Although long reads provide very high contiguity they generally have low accuracy. To a large extent this low accuracy can be overcome obtaining a high read depth and taking the consensus of many reads at each position. Some genome assemblers incorporate such error correction (eg Canu) but even in such cases it is always a good idea to use a dedicated assembly polishing tool to correct small errors in the assembly.

A good polishing tool for Oxford Nanopore data is medaka. Ideally we would probably want some more accurate Illumina data for final polishing, or PacBio data which has less biased errors than Nanopore. For each of these tasks there are a growing number of programs that can be used.

Mystery Repeat Region - Only complete if we have time

We have just shown with ‘bandage’ that the ‘flye’ assembly contains a repeat region that could not be completely resolved. Let’s have a look and see what might be going on here.
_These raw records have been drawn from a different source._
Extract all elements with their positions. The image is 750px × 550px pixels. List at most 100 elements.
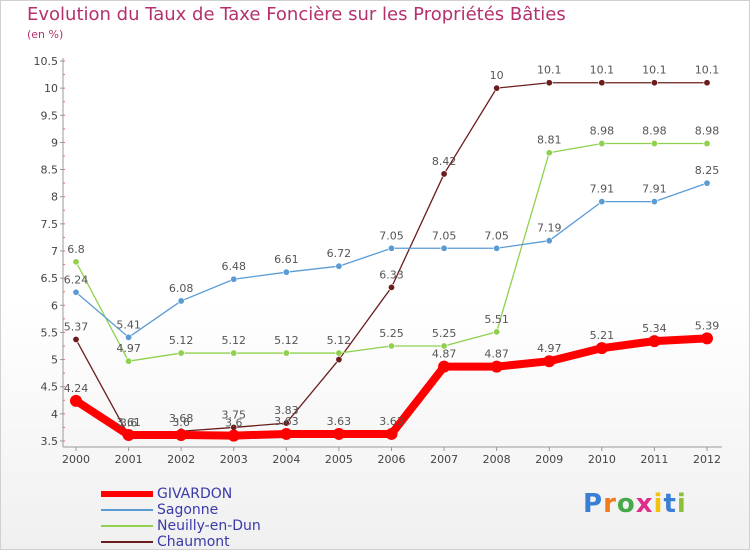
data-label: 10.1 bbox=[590, 64, 615, 77]
legend-swatch bbox=[101, 541, 153, 543]
data-label: 3.63 bbox=[274, 415, 299, 428]
logo-letter: o bbox=[616, 489, 636, 519]
data-label: 7.91 bbox=[642, 183, 667, 196]
x-tick-label: 2006 bbox=[378, 453, 406, 466]
data-point bbox=[703, 140, 711, 148]
data-point bbox=[72, 335, 80, 343]
data-point bbox=[438, 360, 451, 373]
x-tick-label: 2005 bbox=[325, 453, 353, 466]
data-point bbox=[598, 198, 606, 206]
data-point bbox=[440, 170, 448, 178]
legend-label: GIVARDON bbox=[157, 486, 233, 502]
data-point bbox=[650, 140, 658, 148]
y-tick-label: 4 bbox=[51, 408, 58, 421]
data-point bbox=[440, 342, 448, 350]
y-tick-label: 10.5 bbox=[34, 55, 59, 68]
data-label: 3.83 bbox=[274, 404, 299, 417]
legend-swatch bbox=[101, 509, 153, 511]
legend-label: Neuilly-en-Dun bbox=[157, 518, 261, 534]
y-tick-label: 5 bbox=[51, 354, 58, 367]
data-label: 7.91 bbox=[590, 183, 615, 196]
data-point bbox=[125, 333, 133, 341]
data-label: 10.1 bbox=[695, 64, 720, 77]
data-label: 10.1 bbox=[642, 64, 667, 77]
legend-label: Chaumont bbox=[157, 534, 230, 550]
data-label: 5.12 bbox=[222, 334, 247, 347]
data-label: 5.51 bbox=[484, 313, 509, 326]
data-point bbox=[493, 244, 501, 252]
data-label: 3.75 bbox=[222, 408, 247, 421]
logo-letter: r bbox=[603, 489, 617, 519]
x-tick-label: 2010 bbox=[588, 453, 616, 466]
y-tick-label: 5.5 bbox=[41, 326, 59, 339]
data-point bbox=[440, 244, 448, 252]
data-label: 7.05 bbox=[432, 229, 457, 242]
data-label: 5.12 bbox=[169, 334, 194, 347]
logo-letter: t bbox=[663, 489, 677, 519]
data-point bbox=[175, 429, 188, 442]
data-label: 8.81 bbox=[537, 134, 562, 147]
x-tick-label: 2001 bbox=[115, 453, 143, 466]
data-label: 3.61 bbox=[116, 416, 141, 429]
data-label: 4.24 bbox=[64, 382, 89, 395]
data-point bbox=[595, 342, 608, 355]
data-label: 8.25 bbox=[695, 164, 720, 177]
data-label: 4.87 bbox=[432, 348, 457, 361]
data-label: 6.33 bbox=[379, 268, 404, 281]
y-tick-label: 8 bbox=[51, 191, 58, 204]
data-point bbox=[70, 394, 82, 407]
data-label: 3.6 bbox=[120, 417, 138, 430]
x-tick-label: 2007 bbox=[430, 453, 458, 466]
legend-swatch bbox=[101, 525, 153, 527]
data-point bbox=[490, 360, 503, 373]
data-label: 6.72 bbox=[327, 247, 352, 260]
data-point bbox=[125, 357, 133, 365]
data-point bbox=[230, 349, 238, 357]
data-label: 10.1 bbox=[537, 64, 562, 77]
data-label: 5.25 bbox=[379, 327, 404, 340]
data-point bbox=[177, 349, 185, 357]
data-point bbox=[598, 79, 606, 87]
data-point bbox=[703, 179, 711, 187]
data-label: 4.97 bbox=[116, 342, 141, 355]
data-point bbox=[387, 283, 395, 291]
data-label: 4.87 bbox=[484, 348, 509, 361]
data-label: 7.05 bbox=[379, 229, 404, 242]
logo-letter: i bbox=[676, 489, 687, 519]
data-point bbox=[282, 419, 290, 427]
data-point bbox=[230, 275, 238, 283]
data-point bbox=[703, 79, 711, 87]
data-point bbox=[280, 427, 293, 440]
x-tick-label: 2011 bbox=[640, 453, 668, 466]
logo-letter: i bbox=[653, 489, 664, 519]
data-point bbox=[543, 355, 556, 368]
data-label: 8.42 bbox=[432, 155, 457, 168]
data-point bbox=[598, 140, 606, 148]
y-axis-unit: (en %) bbox=[27, 28, 64, 41]
data-point bbox=[335, 349, 343, 357]
series-line-sagonne bbox=[75, 182, 708, 338]
data-point bbox=[387, 342, 395, 350]
y-tick-label: 6.5 bbox=[41, 272, 59, 285]
data-point bbox=[282, 349, 290, 357]
data-label: 5.21 bbox=[590, 329, 615, 342]
data-point bbox=[493, 84, 501, 92]
x-tick-label: 2008 bbox=[483, 453, 511, 466]
data-point bbox=[545, 79, 553, 87]
x-tick-label: 2002 bbox=[167, 453, 195, 466]
data-point bbox=[650, 79, 658, 87]
data-label: 3.6 bbox=[172, 416, 190, 429]
data-point bbox=[493, 328, 501, 336]
data-label: 5.25 bbox=[432, 327, 457, 340]
data-label: 3.6 bbox=[225, 417, 243, 430]
logo-letter: x bbox=[635, 489, 654, 519]
data-label: 6.08 bbox=[169, 282, 194, 295]
data-label: 6.48 bbox=[222, 260, 247, 273]
x-tick-label: 2000 bbox=[62, 453, 90, 466]
data-label: 3.63 bbox=[379, 415, 404, 428]
y-tick-label: 6 bbox=[51, 299, 58, 312]
data-point bbox=[385, 427, 398, 440]
data-label: 4.97 bbox=[537, 342, 562, 355]
y-tick-label: 7.5 bbox=[41, 218, 59, 231]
For this exercise we will run commands and store results in a directory called repeat. Assuming that you are in your quast directory, you would run the following commands to set this up and cd into it.

mkdir ../repeat
cd ../repeat

Extract repeat region sequence

Use bandage to extract the repeat region as follows;

Click on the repeat to select it
Use the Output menu to copy the repeat sequence to your clipboard
In rstudio, open a new blank text file and paste in the sequence
Edit the text file to add a fasta header line (see below) with the text >repeat_1
Save the file into repeat/repeat.fasta

Use `prokka` to annotate it

Now run prokka on this sequence to see if it contains any transcribed sequences

prokka --outdir prokka --prefix repeat repeat.fasta

Now look at the tsv file that is produced. What type of genomic features dominate this sequence?

cat prokka/repeat.tsv

Genomic arrangement of repeats

Now we know the genes that are present in our repeat but we don’t know how the repeats are arranged in the genome. Specifically we are interested in whether they are arranged in tandem or dispersed throughout the genome.
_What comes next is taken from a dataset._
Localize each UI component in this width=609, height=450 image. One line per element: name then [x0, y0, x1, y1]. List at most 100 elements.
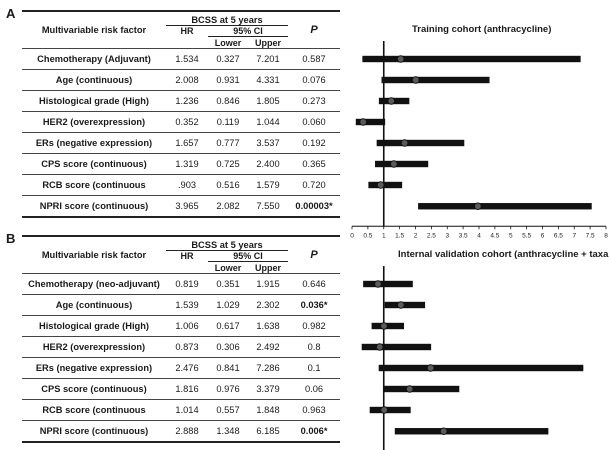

To investigate this we can map the repeat sequence back to the genome itself. The tool of choice for mapping long reads and/or long DNA sequences is minimap2

Run the alignment

Link in the data

ln -s ../quast/vibrio/vibrio.fna .

Run minimap2. There are many ways to run minimap2. A great resource to help figure out which options to use is the minimap2 cookbook. In this case we are using minimap2 in much the same way as we would use to map reads.

minimap2 -x map-ont vibrio.fna repeat.fasta > repeat_vs_genome.paf

Examine the alignment

Try looking at the first few lines of the paf file that was produced.

head  repeat_vs_genome.paf

It looks complicated but is just another tab separated format. The format is described on this webpage. The first 12 columns are standard but more columns may be present (documented elsewhere).

For our purposes the important columns are those specifying the start and end point on the target. We can extract these columns into a bed formatted file as follows;

cat repeat_vs_genome.paf | grep '^repe' | awk -F '\t' '{print $6,$8,$9}' > repeat_locations.bed

Question?: Is this a tandem repeat or interspersed?